No one responds to this. It’s true, of course, but the obvious response is why, and no one can bring themselves to say it, not even Elliot, who simply nods in acceptance of the fact that Topher’s remark is essentially correct. All we have found is Eva’s phone. It’s just very hard to work out how it could have got where it is now without Eva.

“Fuck,” Topher says. He gropes his way to the footrest I was using to prop up my injured foot and sits, as though his legs will no longer hold him up. “Fuck.”

“If she’s dead,” Elliot says flatly, “what does that mean for Snoop? Is Eva’s husband a shareholder now? Will he get a vote on the buyout?”

“Fuck!” Topher looks wild-eyed, as if he can’t believe what’s happened. “Arnaud? I—I don’t know! Jesus, Elliot, how can you—”

He breaks off… I can see his brain ticking. Even now, below his grief, he is still Snoop’s founder as much, if not more, than he is Eva’s friend.

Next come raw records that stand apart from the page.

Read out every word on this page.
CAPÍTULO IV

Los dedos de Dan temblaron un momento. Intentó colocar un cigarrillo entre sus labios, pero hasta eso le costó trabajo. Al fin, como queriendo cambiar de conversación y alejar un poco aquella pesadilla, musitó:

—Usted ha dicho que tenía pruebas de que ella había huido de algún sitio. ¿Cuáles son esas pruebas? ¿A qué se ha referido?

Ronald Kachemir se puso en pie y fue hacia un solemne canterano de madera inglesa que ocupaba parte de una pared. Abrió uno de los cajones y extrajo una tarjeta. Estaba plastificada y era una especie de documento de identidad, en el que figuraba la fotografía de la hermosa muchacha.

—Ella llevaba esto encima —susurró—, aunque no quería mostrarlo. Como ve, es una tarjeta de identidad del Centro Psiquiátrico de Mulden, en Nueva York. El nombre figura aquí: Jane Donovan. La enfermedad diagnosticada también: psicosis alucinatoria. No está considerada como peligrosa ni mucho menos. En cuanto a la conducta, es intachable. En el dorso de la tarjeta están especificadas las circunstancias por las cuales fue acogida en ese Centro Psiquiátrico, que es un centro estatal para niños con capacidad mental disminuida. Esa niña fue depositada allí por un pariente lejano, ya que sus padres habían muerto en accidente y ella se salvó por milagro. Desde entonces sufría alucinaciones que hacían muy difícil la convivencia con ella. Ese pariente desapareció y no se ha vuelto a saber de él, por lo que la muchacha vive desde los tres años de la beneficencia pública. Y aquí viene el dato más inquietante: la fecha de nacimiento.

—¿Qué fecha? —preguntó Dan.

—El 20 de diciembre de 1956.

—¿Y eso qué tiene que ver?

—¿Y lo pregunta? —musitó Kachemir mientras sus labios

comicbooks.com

“I suppose—I remember now, when we set it up. There was something about this. It was supposed to stop the company passing out of control of the original shareholders without their agreement. I’m pretty sure that shareholders can’t sell or give away their shares—they can only offer them for sale to Eva and me. I mean—”

He stops. Swallows.

“To me.”

LIZ


Snoop ID: ANON101

Listening to: Offline

Snoopers: 0

Snoopscribers: 0

Eva is dead.

I don’t know how the word gets out, but once the whispers start they are like frost creeping across a window. Soon everyone knows. In the living room Miranda and Tiger are exchanging urgent whispers.

“I know,” I hear Miranda hiss. “But we have to figure out some kind announcement for when we’re back online, Tiger. There’s no way we can keep a lid on news this big, and if it leaks, it’ll be worse in the long run.”

“I can’t believe it.” Ani comes to sit beside me on the couch. Her face is swollen and blotched, even in the dim light from the stove and candles. “Have you heard?”

I nod. I don’t trust my voice. In spite of everything, in spite of all that’s happened and all the years since I left Snoop, my feelings are still too raw.

“I can’t believe it!” Ani repeats desperately. “Oh God, this is awful. Poor, poor Eva. Rik says they may not even be able to recover a body. Oh God poor Arnaud. And he doesn’t even know. How will he tell Radisson? How do you explain to a child of that age that Mummy’s never coming home?”

Radisson. The name stabs me like a knife. I had almost forgotten that Eva had had a child in the years since we worked together.

“I don’t know,” I say hoarsely.

“Fuck knows what this means for the buyout,” Carl says morosely from the other end of the room, and Ani rounds on him.

“Carl! How can you even think about that?”

“I know.” Carl holds up his hands. “Look, I’m not being selfish here, I won’t be getting any million-dollar payouts, will I. I’m not talking about the money, I’m talking about the safety of the company. I’m still chief legal officer at Snoop and I have to think about this stuff. Snoop doesn’t poof out of existence because Eva’s had an accident. All our employees don’t go away. I’ve got a duty to them and to the company. I’d be saying the same if it was me who skied off a cliff. Well, I mean, assuming I could still talk.”

“Carl’s right.” Rik comes up behind us unexpectedly, looming out of the shadows, and puts his hand on his colleague’s shoulder. His face, in the candlelight, looks uneasy. “However crassly he’s phrased it. Eva’s death is a tragedy—there’s absolutely no doubt about that—but in the coldest possible way, it’s got very little to do with Snoop. The company is a completely separate entity to any of us—even Eva and Topher. The buyout offer is still on the table. The clock’s still ticking. We still have to come up with an answer. Eva’s death doesn’t change that.”